The NDP does need to make the case for "progressive economic policies" and communal equity. This is long over due. They (we) could also take to heqqrt this comment on UK politics:
"The point is about two conceptions of politics. One is a game where victory goes to whichever side most thoroughly destroys the credibility of their opponent [See Max Fawcett]. The other is a painstaking problem-solving exercise where success is eked out on slivers of common ground between apparently irreconcilable forces [Jagmeet maybe?]. The problem-solvers see democratic politics, conducted within recognised parameters of decency, as society’s guarantee against civil strife. The game-players treat politics as an extended metaphor of all-out war [e.g. Polievre].

I agree that progressives should be much more vocal regularly (if we've learned anything from this latest iteration of conservatives, it's that people succumb to "narratives" far more readily than was previously thought, often unwittingly and indiscriminately....) So find a progressive earworm soundbite or slogan using "woke" or "socialism" and repeat it frequently. (A good example is how"climate change" is now used routinely by media people where it wasn't before, making it more widely accepted.)
And when it's conservatives you're actually talking about, NAME them as well as the bad faith actors, every time, because they overwhelmingly are. THEY have certainly taken full advantage of all the polite bothsidesism and journalistic objectivity to gleefully storm any and all recognized "parameters of decency." They've SO overdone this now that they really should be fish in a barrel.
I don't see Max Fawcett as a Liberal shill or an actual proponent of strategy and tactics above all else; I think he's a bona fide progressive responding in kind to the reality on the ground wherever men are in charge, especially conservative men.
I keep saying this but still perceive it regularly, that on the topic of unconsciously succumbing to narratives, most commenters on here have done that when it comes to Trudeau and the Liberals generally. I correlate this to when I first went on Facebook (no longer am) and when comments were still allowed by all media, even the Globe and Mail, where I was stunned at the level of vitriol against him personally as in "Trudy" and "Turdeau" and the "Libtards." Even David Suzuki, a first. That's when I realized a fundamental shift had occurred.

This has to be the most weaksauce attack on a politician I have ever seen. What Mr.

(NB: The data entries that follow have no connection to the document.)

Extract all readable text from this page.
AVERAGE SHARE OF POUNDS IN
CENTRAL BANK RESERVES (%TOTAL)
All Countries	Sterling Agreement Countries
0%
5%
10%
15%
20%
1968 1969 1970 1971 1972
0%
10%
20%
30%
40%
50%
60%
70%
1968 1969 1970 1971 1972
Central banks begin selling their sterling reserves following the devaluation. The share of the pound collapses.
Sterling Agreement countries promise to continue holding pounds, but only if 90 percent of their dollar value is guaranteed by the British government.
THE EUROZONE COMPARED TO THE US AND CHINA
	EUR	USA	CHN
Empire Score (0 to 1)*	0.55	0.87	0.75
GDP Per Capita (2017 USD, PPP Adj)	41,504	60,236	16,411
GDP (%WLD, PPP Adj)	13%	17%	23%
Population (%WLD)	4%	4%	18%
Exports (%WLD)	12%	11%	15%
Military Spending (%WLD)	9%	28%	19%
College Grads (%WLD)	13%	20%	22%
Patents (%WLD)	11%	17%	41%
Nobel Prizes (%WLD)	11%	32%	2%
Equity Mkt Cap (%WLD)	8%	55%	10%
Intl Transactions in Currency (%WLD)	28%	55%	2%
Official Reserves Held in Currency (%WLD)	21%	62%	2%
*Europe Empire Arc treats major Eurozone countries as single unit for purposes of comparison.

Fawcett is saying is he totally agrees with what Singh is getting at, but dislikes the way he phrased it. That's it. And this by him is a reason Singh should resign as leader.

Poilievre is a serial liar and a fascist and his policies would do massive harm to the country. Justin Trudeau has many, many poor and ineffectual policies and his positions on major issues (such as climate change) are massively internally contradictory. It is clear that his moral compass, while it kind of exists, is weak, easily swayed by wealthy and powerful lobbyists to do corrupt actions, or retreat to inaction, on important files. And Singh . . . didn't express himself in the way Fawcett would have preferred. Oh, well, now THAT's heinous!

Really, why are we talking about this? There may well be an account of Singh's leadership that makes a solid case that someone else should be leader of the NDP. This wasn't it, it was just tired Liberal shilling.